In Your Arms I'm Radiant: Rakuko Naito & Tadaaki Kuwayama
OCTOBER 29th - DECEMBER 22nd, 2022
In the first of three innovative exhibitions featuring pairs of artists whose work is sometimes overtly, sometimes inadvertently linked through the intimacies of living together, Shoshana Wayne Gallery highlights the paper constructions of Rakuko Naito and the paintings of Tadaaki Kuwayama. Naito and Kuwayama’s work will be on view until December 22nd, 2022, with an opening reception on October 29th from 2 to 5pm.
The auras radiated by Tadaaki Kuwayama’s smooth-surfaced paintings transform rooms and routine experience. They meet the eye with peaceable intensity. They are, perhaps, as much objects as gestures— if there were gestures equivalent to someone extending their mind like a hand. If you look at Kuwayama’s evenly-hued paintings for thirty seconds and think you’ve seen them, let yourself look longer. Look for three minutes and the color begins to adjust— like a body shifting its weight. If you’re standing directly before the painting and you take a step to the left or right, the aluminum strips between panels wink at you. Then lighter swaths of color suggest themselves in what you took, at first glance, to be sustained monochrome; other panels seem to darken ever so slightly.

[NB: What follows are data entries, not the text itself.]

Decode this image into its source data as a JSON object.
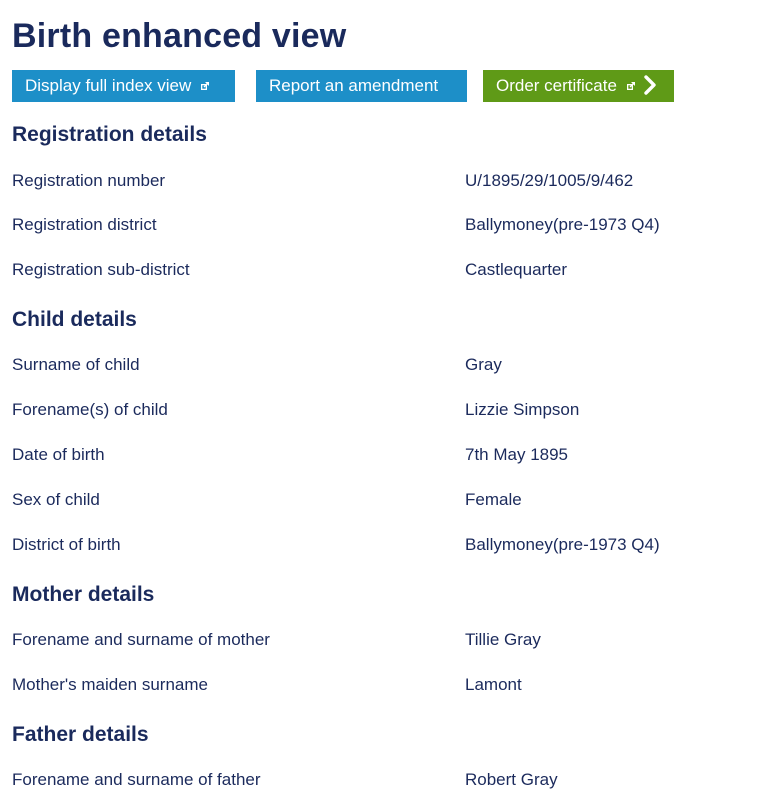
{
  "page_title": "Birth enhanced view",
  "toolbar": {
    "display_index_label": "Display full index view",
    "report_amendment_label": "Report an amendment",
    "order_certificate_label": "Order certificate",
    "colors": {
      "blue": "#1d8fc8",
      "green": "#5f9a17"
    }
  },
  "sections": {
    "registration": {
      "title": "Registration details",
      "rows": [
        {
          "label": "Registration number",
          "value": "U/1895/29/1005/9/462"
        },
        {
          "label": "Registration district",
          "value": "Ballymoney(pre-1973 Q4)"
        },
        {
          "label": "Registration sub-district",
          "value": "Castlequarter"
        }
      ]
    },
    "child": {
      "title": "Child details",
      "rows": [
        {
          "label": "Surname of child",
          "value": "Gray"
        },
        {
          "label": "Forename(s) of child",
          "value": "Lizzie Simpson"
        },
        {
          "label": "Date of birth",
          "value": "7th May 1895"
        },
        {
          "label": "Sex of child",
          "value": "Female"
        },
        {
          "label": "District of birth",
          "value": "Ballymoney(pre-1973 Q4)"
        }
      ]
    },
    "mother": {
      "title": "Mother details",
      "rows": [
        {
          "label": "Forename and surname of mother",
          "value": "Tillie Gray"
        },
        {
          "label": "Mother's maiden surname",
          "value": "Lamont"
        }
      ]
    },
    "father": {
      "title": "Father details",
      "rows": [
        {
          "label": "Forename and surname of father",
          "value": "Robert Gray"
        }
      ]
    }
  },
  "icons": [
    "external-link-icon",
    "chevron-right-icon"
  ]
}
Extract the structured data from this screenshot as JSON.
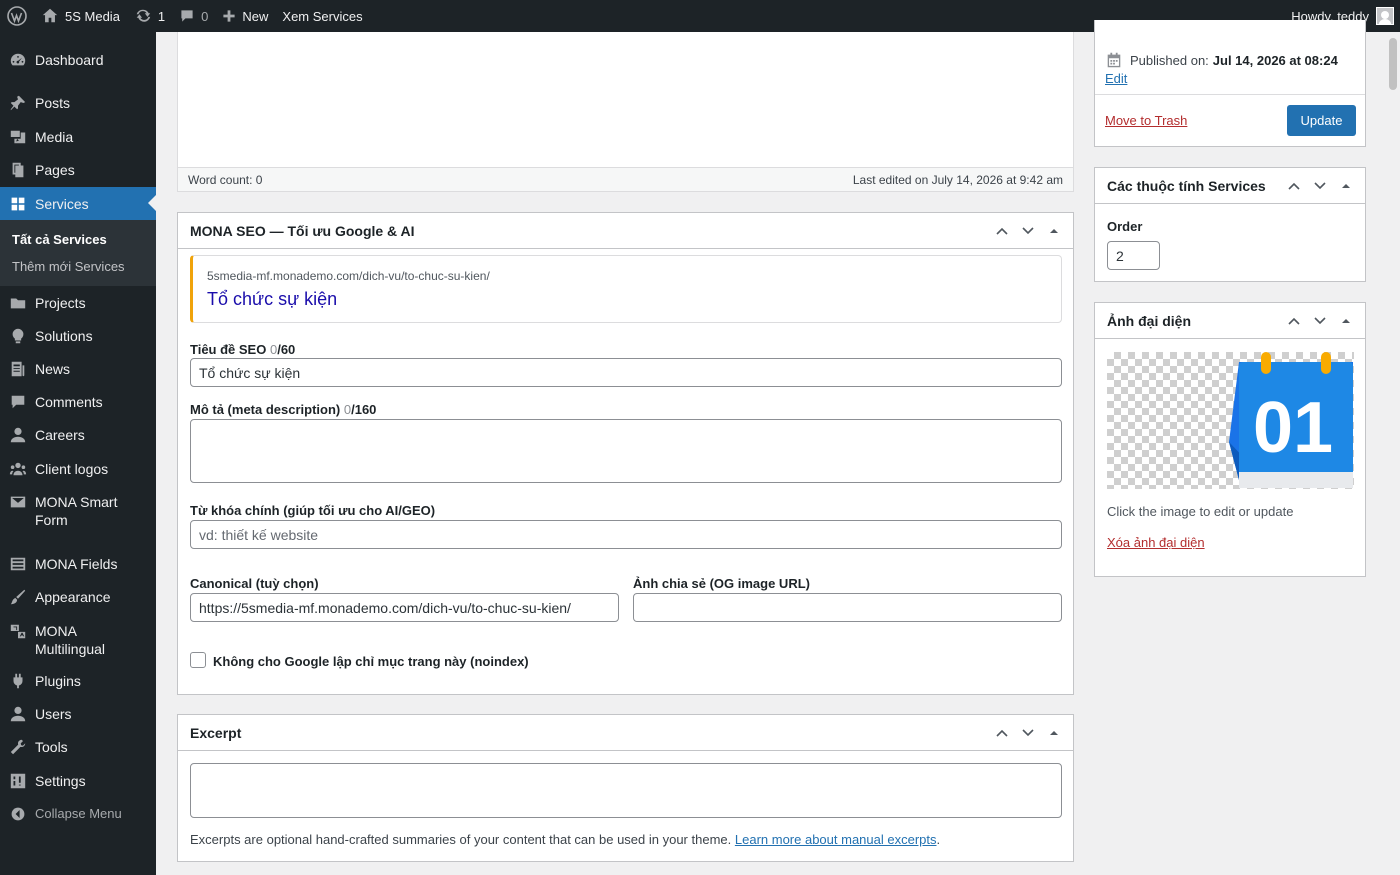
{
  "adminbar": {
    "site_name": "5S Media",
    "updates_count": "1",
    "comments_count": "0",
    "new_label": "New",
    "view_label": "Xem Services",
    "howdy": "Howdy, teddy"
  },
  "sidebar": {
    "items": [
      {
        "label": "Dashboard",
        "icon": "dashboard-icon"
      },
      {
        "label": "Posts",
        "icon": "pin-icon"
      },
      {
        "label": "Media",
        "icon": "media-icon"
      },
      {
        "label": "Pages",
        "icon": "pages-icon"
      },
      {
        "label": "Services",
        "icon": "grid-icon"
      },
      {
        "label": "Projects",
        "icon": "folder-icon"
      },
      {
        "label": "Solutions",
        "icon": "lightbulb-icon"
      },
      {
        "label": "News",
        "icon": "news-icon"
      },
      {
        "label": "Comments",
        "icon": "comment-icon"
      },
      {
        "label": "Careers",
        "icon": "user-icon"
      },
      {
        "label": "Client logos",
        "icon": "groups-icon"
      },
      {
        "label": "MONA Smart Form",
        "icon": "email-icon"
      },
      {
        "label": "MONA Fields",
        "icon": "list-icon"
      },
      {
        "label": "Appearance",
        "icon": "brush-icon"
      },
      {
        "label": "MONA Multilingual",
        "icon": "translate-icon"
      },
      {
        "label": "Plugins",
        "icon": "plugin-icon"
      },
      {
        "label": "Users",
        "icon": "users-icon"
      },
      {
        "label": "Tools",
        "icon": "wrench-icon"
      },
      {
        "label": "Settings",
        "icon": "settings-icon"
      },
      {
        "label": "Collapse Menu",
        "icon": "collapse-icon"
      }
    ],
    "submenu": {
      "all": "Tất cả Services",
      "add": "Thêm mới Services"
    }
  },
  "editor": {
    "word_count": "Word count: 0",
    "last_edited": "Last edited on July 14, 2026 at 9:42 am"
  },
  "seo": {
    "title": "MONA SEO — Tối ưu Google & AI",
    "preview_url": "5smedia-mf.monademo.com/dich-vu/to-chuc-su-kien/",
    "preview_title": "Tổ chức sự kiện",
    "seo_title_label": "Tiêu đề SEO",
    "seo_title_count": "0",
    "seo_title_max": "/60",
    "seo_title_value": "Tổ chức sự kiện",
    "meta_label": "Mô tả (meta description)",
    "meta_count": "0",
    "meta_max": "/160",
    "meta_value": "",
    "keyword_label": "Từ khóa chính (giúp tối ưu cho AI/GEO)",
    "keyword_placeholder": "vd: thiết kế website",
    "canonical_label": "Canonical (tuỳ chọn)",
    "canonical_value": "https://5smedia-mf.monademo.com/dich-vu/to-chuc-su-kien/",
    "og_label": "Ảnh chia sẻ (OG image URL)",
    "og_value": "",
    "noindex_label": "Không cho Google lập chỉ mục trang này (noindex)"
  },
  "excerpt": {
    "title": "Excerpt",
    "help": "Excerpts are optional hand-crafted summaries of your content that can be used in your theme.",
    "link": "Learn more about manual excerpts",
    "period": "."
  },
  "publish": {
    "published_label": "Published on:",
    "published_value": "Jul 14, 2026 at 08:24",
    "edit": "Edit",
    "trash": "Move to Trash",
    "update": "Update"
  },
  "attributes": {
    "title": "Các thuộc tính Services",
    "order_label": "Order",
    "order_value": "2"
  },
  "thumbnail": {
    "title": "Ảnh đại diện",
    "calendar_number": "01",
    "hint": "Click the image to edit or update",
    "remove": "Xóa ảnh đại diện"
  }
}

Or is this a trick of the mind or the light as your eyes keep pulling toward the center of the four-panel square, toward the hub, the cynosure? The gravity is strongest there. You feel its pull, its invitation. The subtlety of the painting draws you as a chimney is said to draw, at once into its color field and into yourself.
In another part of the gallery, we find Rakuko Naito’s boxed paper assemblages. One looks like the cross- cut of a hive or a bed of ooliths. Another like white cocktail umbrellas pressed flat. One like a constellation of baby octopus suckers. Another looks like a handmade Japanese go game board. Still another like the silence of a Phillip Glass composition playing in your head. Like and like and like. And yet, Naito’s art is gloriously independent of analogy. There is no nature, no narrative, no figure, no line, no colors, no titles. Her art doesn’t provoke likeness so much as it enacts its own distinct, insistent mode of intoxication. A signal blend of imagination and labor. Naito’s lushly exacting, iterative work is a paean to the hand and eye, and to the joy of repetition. Finger-torn and delicately arranged, her pieces of mulberry-bark paper take on the gorgeous rigor of the Fibonacci number sequence. Pressing outward, toward the edges of the white frames that contain them, Naito’s constructions give no quarter. Because there is no foreground or background, every element is equally essential. Her method, then, involves the highest degree of risk per unit of space. Every aspect is alert, on point.
ABOUT THE ARTISTS
Together, Rakuko Naito and Tadaaki Kuwayama immigrated from Japan to the United States in the late 1950’s and quickly found their place in New York City’s artistic avant-garde. Naito, the daughter of a doctor and amateur architect, has long worked abstractly using mulberry bark paper colored with plant pigmentation. Kuwayama’s large metallic color paintings, critically celebrated since his first New York shows in the 1960’s, rigorously upend conventional painting techniques and ambitions as they instigate an impervious aesthetic concentration.
Naito and Kuwayama live and work in New York City. Naito received her BFA from Tokyo National University of Art in Tokyo, Japan in 1958. She has exhibited in museums and galleries internationally, including the Tokyo International Biennale; Karuizawa New Art Museum, Karuizawa, Japan; and Museo D’arte Contemporanea, Rome, Italy. Naito’s work can be found in the permanent collections of San Francisco Museum of Modern Art, San Francisco, CA; Voorlinden Museum, Wassenaar, Netherlands; Zimmerli Art Museum at Rutgers University, New Brunswick, NJ; Museo de Arte Contemporaneo, Buenos Aires, Argentina; and The Larry Aldrich Museum, Ridgefield, CT.
Kuwayama received his BFA in painting from Tokyo National University of Fine Arts and Music, Tokyo, Japan in 1956. He has exhibited in museums and galleries internationally, including The Museum Modern Art, Hayama, Kanagawa, Japan; The National Museum of Art, Osaka, Japan; and Rupertinum Museum, Salzburg, Austria.Kuwayama’s work can be found in the permanent collections of Guggenheim Museum, New York City, NY, USA; 21st Century Museum of Contemporary Art, Kanazawa, Japan; Museum of Contemporary Art, San Diego, CA; San Francisco Museum of Modern Art, San Francisco, CA; The National Museum of Art, Osaka, Japan; and Indianapolis Museum of Art, Indianapolis, IN.